Well, the reason is that it typically 7-10 years after discovery of a drug to get it approved. DiMasi, Hansen, & Grabowski (2003) estimate the mean duration of a Phase 1 safety study as 1.8 years, a Phase 2 efficacy study as 2.1 years, and a larger scale Phase 3 study at 2.5 years. So that is 6.4 years, not counting the 2-3 years before that to justify getting into humans, and the 12-21 month delay (depending on therapeutic area) waiting for FDA approval (DiMasi, Grabowski & Vernon, 2004).

While the FDA allows off-label use of approved drugs, and compassionate use access when there is no standard of care, our society (like any other) expects a rigorous, multi-year process to prevent sale of unsafe or ineffective products.

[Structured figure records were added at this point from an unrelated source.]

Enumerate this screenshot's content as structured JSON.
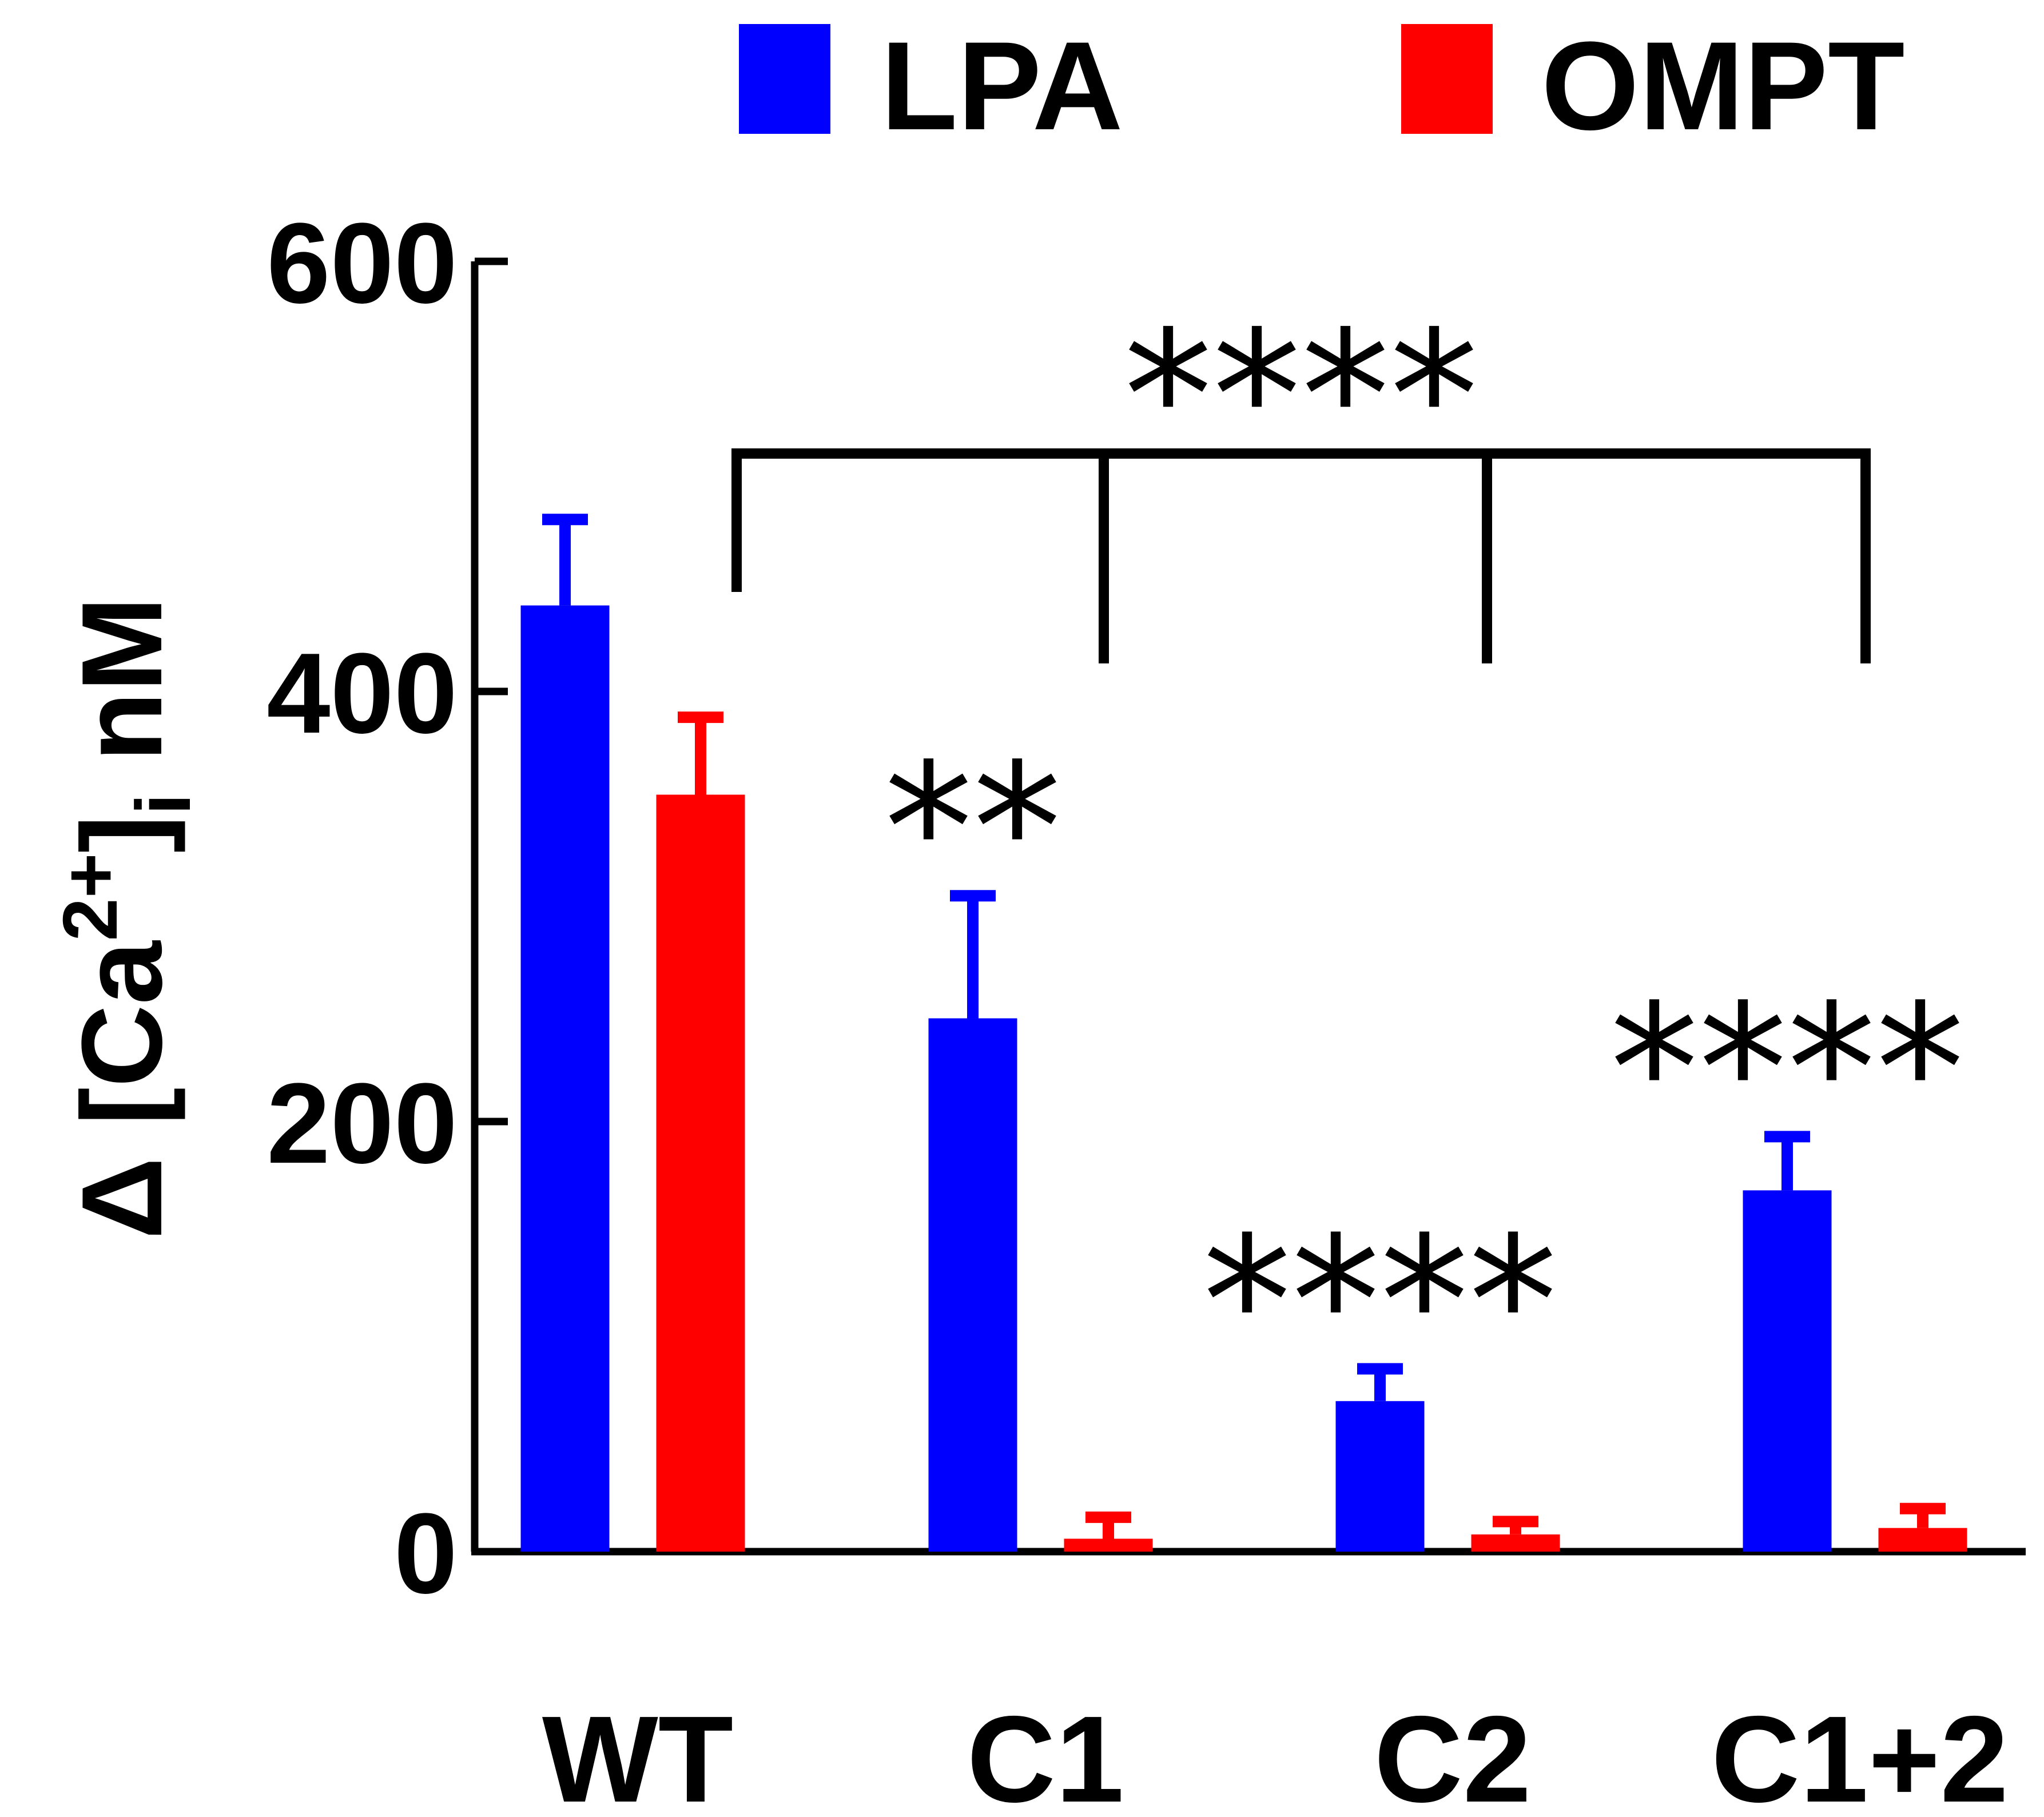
{
  "chart_data": {
    "type": "bar",
    "title": "",
    "xlabel": "",
    "ylabel": "Δ [Ca2+]i nM",
    "ylabel_parts": {
      "delta": "Δ",
      "open": "[Ca",
      "sup": "2+",
      "close": "]",
      "sub": "i",
      "unit": "nM"
    },
    "ylim": [
      0,
      600
    ],
    "yticks": [
      0,
      200,
      400,
      600
    ],
    "ytick_labels": [
      "0",
      "200",
      "400",
      "600"
    ],
    "categories": [
      "WT",
      "C1",
      "C2",
      "C1+2"
    ],
    "series": [
      {
        "name": "LPA",
        "color": "#0000ff",
        "values": [
          440,
          248,
          70,
          168
        ],
        "errors": [
          40,
          57,
          15,
          25
        ]
      },
      {
        "name": "OMPT",
        "color": "#ff0000",
        "values": [
          352,
          6,
          8,
          11
        ],
        "errors": [
          36,
          10,
          6,
          9
        ]
      }
    ],
    "legend": {
      "position": "top",
      "entries": [
        "LPA",
        "OMPT"
      ]
    },
    "annotations": [
      {
        "text": "**",
        "category": "C1",
        "series": "LPA"
      },
      {
        "text": "****",
        "category": "C2",
        "series": "LPA"
      },
      {
        "text": "****",
        "category": "C1+2",
        "series": "LPA"
      },
      {
        "text": "****",
        "bracket_from": "WT",
        "bracket_to": [
          "C1",
          "C2",
          "C1+2"
        ]
      }
    ]
  }
}
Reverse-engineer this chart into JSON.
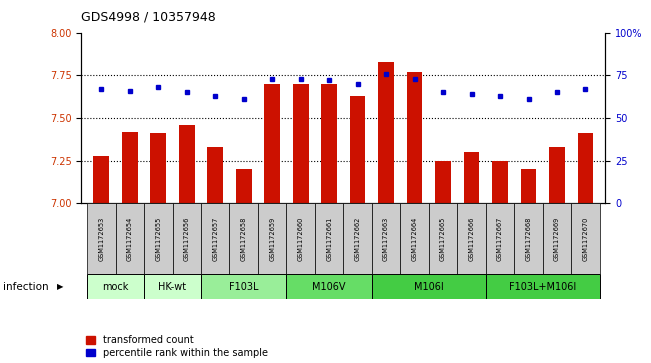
{
  "title": "GDS4998 / 10357948",
  "samples": [
    "GSM1172653",
    "GSM1172654",
    "GSM1172655",
    "GSM1172656",
    "GSM1172657",
    "GSM1172658",
    "GSM1172659",
    "GSM1172660",
    "GSM1172661",
    "GSM1172662",
    "GSM1172663",
    "GSM1172664",
    "GSM1172665",
    "GSM1172666",
    "GSM1172667",
    "GSM1172668",
    "GSM1172669",
    "GSM1172670"
  ],
  "transformed_count": [
    7.28,
    7.42,
    7.41,
    7.46,
    7.33,
    7.2,
    7.7,
    7.7,
    7.7,
    7.63,
    7.83,
    7.77,
    7.25,
    7.3,
    7.25,
    7.2,
    7.33,
    7.41
  ],
  "percentile_rank": [
    67,
    66,
    68,
    65,
    63,
    61,
    73,
    73,
    72,
    70,
    76,
    73,
    65,
    64,
    63,
    61,
    65,
    67
  ],
  "groups": [
    {
      "label": "mock",
      "color": "#ccffcc",
      "start": 0,
      "end": 2
    },
    {
      "label": "HK-wt",
      "color": "#ccffcc",
      "start": 2,
      "end": 4
    },
    {
      "label": "F103L",
      "color": "#99ee99",
      "start": 4,
      "end": 7
    },
    {
      "label": "M106V",
      "color": "#66dd66",
      "start": 7,
      "end": 10
    },
    {
      "label": "M106I",
      "color": "#44cc44",
      "start": 10,
      "end": 14
    },
    {
      "label": "F103L+M106I",
      "color": "#44cc44",
      "start": 14,
      "end": 18
    }
  ],
  "ylim_left": [
    7.0,
    8.0
  ],
  "ylim_right": [
    0,
    100
  ],
  "bar_color": "#cc1100",
  "dot_color": "#0000cc",
  "bar_width": 0.55,
  "background_color": "#ffffff",
  "plot_bg_color": "#ffffff",
  "infection_label": "infection",
  "left_axis_color": "#cc3300",
  "right_axis_color": "#0000cc",
  "sample_box_color": "#cccccc",
  "grid_yticks": [
    7.25,
    7.5,
    7.75
  ],
  "left_yticks": [
    7.0,
    7.25,
    7.5,
    7.75,
    8.0
  ],
  "right_yticks": [
    0,
    25,
    50,
    75,
    100
  ],
  "right_yticklabels": [
    "0",
    "25",
    "50",
    "75",
    "100%"
  ]
}
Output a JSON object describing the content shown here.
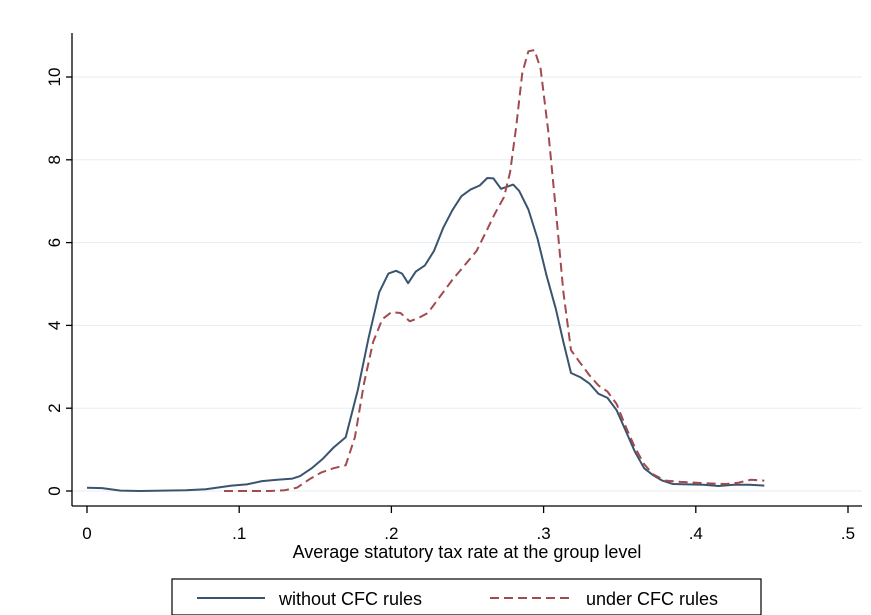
{
  "chart_data": {
    "type": "line",
    "title": "",
    "xlabel": "Average statutory tax rate at the group level",
    "ylabel": "",
    "xlim": [
      0,
      0.5
    ],
    "ylim": [
      0,
      11
    ],
    "xticks": [
      {
        "value": 0,
        "label": "0"
      },
      {
        "value": 0.1,
        "label": ".1"
      },
      {
        "value": 0.2,
        "label": ".2"
      },
      {
        "value": 0.3,
        "label": ".3"
      },
      {
        "value": 0.4,
        "label": ".4"
      },
      {
        "value": 0.5,
        "label": ".5"
      }
    ],
    "yticks": [
      {
        "value": 0,
        "label": "0"
      },
      {
        "value": 2,
        "label": "2"
      },
      {
        "value": 4,
        "label": "4"
      },
      {
        "value": 6,
        "label": "6"
      },
      {
        "value": 8,
        "label": "8"
      },
      {
        "value": 10,
        "label": "10"
      }
    ],
    "grid": "horizontal",
    "legend_position": "bottom",
    "series": [
      {
        "name": "without CFC rules",
        "color": "#3a5470",
        "dash": "solid",
        "points": [
          [
            0.0,
            0.08
          ],
          [
            0.01,
            0.07
          ],
          [
            0.022,
            0.01
          ],
          [
            0.035,
            0.0
          ],
          [
            0.05,
            0.01
          ],
          [
            0.065,
            0.02
          ],
          [
            0.078,
            0.04
          ],
          [
            0.085,
            0.08
          ],
          [
            0.095,
            0.13
          ],
          [
            0.105,
            0.16
          ],
          [
            0.115,
            0.24
          ],
          [
            0.125,
            0.27
          ],
          [
            0.135,
            0.3
          ],
          [
            0.14,
            0.36
          ],
          [
            0.148,
            0.56
          ],
          [
            0.155,
            0.78
          ],
          [
            0.162,
            1.05
          ],
          [
            0.17,
            1.3
          ],
          [
            0.178,
            2.45
          ],
          [
            0.185,
            3.7
          ],
          [
            0.192,
            4.8
          ],
          [
            0.198,
            5.25
          ],
          [
            0.203,
            5.32
          ],
          [
            0.207,
            5.25
          ],
          [
            0.211,
            5.02
          ],
          [
            0.216,
            5.3
          ],
          [
            0.222,
            5.45
          ],
          [
            0.228,
            5.8
          ],
          [
            0.234,
            6.35
          ],
          [
            0.24,
            6.78
          ],
          [
            0.246,
            7.12
          ],
          [
            0.252,
            7.28
          ],
          [
            0.258,
            7.38
          ],
          [
            0.263,
            7.56
          ],
          [
            0.267,
            7.55
          ],
          [
            0.272,
            7.3
          ],
          [
            0.276,
            7.35
          ],
          [
            0.28,
            7.4
          ],
          [
            0.284,
            7.25
          ],
          [
            0.29,
            6.8
          ],
          [
            0.296,
            6.1
          ],
          [
            0.302,
            5.2
          ],
          [
            0.308,
            4.4
          ],
          [
            0.313,
            3.6
          ],
          [
            0.318,
            2.85
          ],
          [
            0.324,
            2.75
          ],
          [
            0.33,
            2.6
          ],
          [
            0.336,
            2.35
          ],
          [
            0.342,
            2.25
          ],
          [
            0.348,
            1.95
          ],
          [
            0.354,
            1.45
          ],
          [
            0.36,
            0.95
          ],
          [
            0.366,
            0.55
          ],
          [
            0.372,
            0.38
          ],
          [
            0.378,
            0.25
          ],
          [
            0.385,
            0.17
          ],
          [
            0.395,
            0.16
          ],
          [
            0.405,
            0.15
          ],
          [
            0.415,
            0.12
          ],
          [
            0.425,
            0.15
          ],
          [
            0.435,
            0.15
          ],
          [
            0.445,
            0.13
          ]
        ]
      },
      {
        "name": "under CFC rules",
        "color": "#a24a4e",
        "dash": "dashed",
        "points": [
          [
            0.09,
            0.0
          ],
          [
            0.1,
            0.0
          ],
          [
            0.11,
            0.0
          ],
          [
            0.12,
            0.0
          ],
          [
            0.13,
            0.02
          ],
          [
            0.138,
            0.08
          ],
          [
            0.146,
            0.28
          ],
          [
            0.154,
            0.45
          ],
          [
            0.162,
            0.55
          ],
          [
            0.17,
            0.62
          ],
          [
            0.176,
            1.3
          ],
          [
            0.182,
            2.6
          ],
          [
            0.188,
            3.6
          ],
          [
            0.194,
            4.15
          ],
          [
            0.2,
            4.32
          ],
          [
            0.206,
            4.3
          ],
          [
            0.212,
            4.1
          ],
          [
            0.218,
            4.18
          ],
          [
            0.224,
            4.3
          ],
          [
            0.232,
            4.7
          ],
          [
            0.24,
            5.1
          ],
          [
            0.248,
            5.45
          ],
          [
            0.256,
            5.8
          ],
          [
            0.262,
            6.25
          ],
          [
            0.268,
            6.7
          ],
          [
            0.274,
            7.1
          ],
          [
            0.278,
            7.7
          ],
          [
            0.282,
            8.8
          ],
          [
            0.286,
            10.1
          ],
          [
            0.29,
            10.62
          ],
          [
            0.294,
            10.65
          ],
          [
            0.298,
            10.2
          ],
          [
            0.303,
            8.7
          ],
          [
            0.308,
            6.8
          ],
          [
            0.313,
            4.8
          ],
          [
            0.318,
            3.4
          ],
          [
            0.324,
            3.1
          ],
          [
            0.33,
            2.8
          ],
          [
            0.336,
            2.55
          ],
          [
            0.342,
            2.4
          ],
          [
            0.348,
            2.1
          ],
          [
            0.354,
            1.55
          ],
          [
            0.36,
            1.05
          ],
          [
            0.366,
            0.65
          ],
          [
            0.372,
            0.4
          ],
          [
            0.38,
            0.25
          ],
          [
            0.39,
            0.22
          ],
          [
            0.4,
            0.2
          ],
          [
            0.41,
            0.18
          ],
          [
            0.42,
            0.17
          ],
          [
            0.428,
            0.2
          ],
          [
            0.436,
            0.27
          ],
          [
            0.445,
            0.25
          ]
        ]
      }
    ]
  }
}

The other issue is the commercial reality. The DiMasi et al (2004) study estimated that on average, clinical trials for an antiinfective drug took $362 million and lasted 10.3 years.


As the CEO of a (tiny) pharma company, it’s hard to make a case for pursuing a scientifically feasible drug unless a) it’s a big market or b) someone else (government, foundation) bears the risk.  I know for sure that I won’t get venture capital to fund my trials unless investors think there is a good chance of achieving sizable revenues — particularly given the 11% clinical success rate for all human therapeutics (DiMasi et al 2016).

So when there’s an epidemic, under normal circumstances firms will have something approved long after it’s over. If no one (or almost no one) is sick any more, there’s no market for treatment. However, insurers and public health authorities are willing to buy a vaccine so the disease doesn’t come back again.

Finally, even if approvals are accelerated, it takes time to be able to manufacture a drug at scale with FDA-approved quality standards. Repurposing existing drugs are the only ones likely to be ready for widespread usage this year. Thus, we should be excited by this good news, and the increased sense of urgency by the government to encourage further investment in deploying these therapies.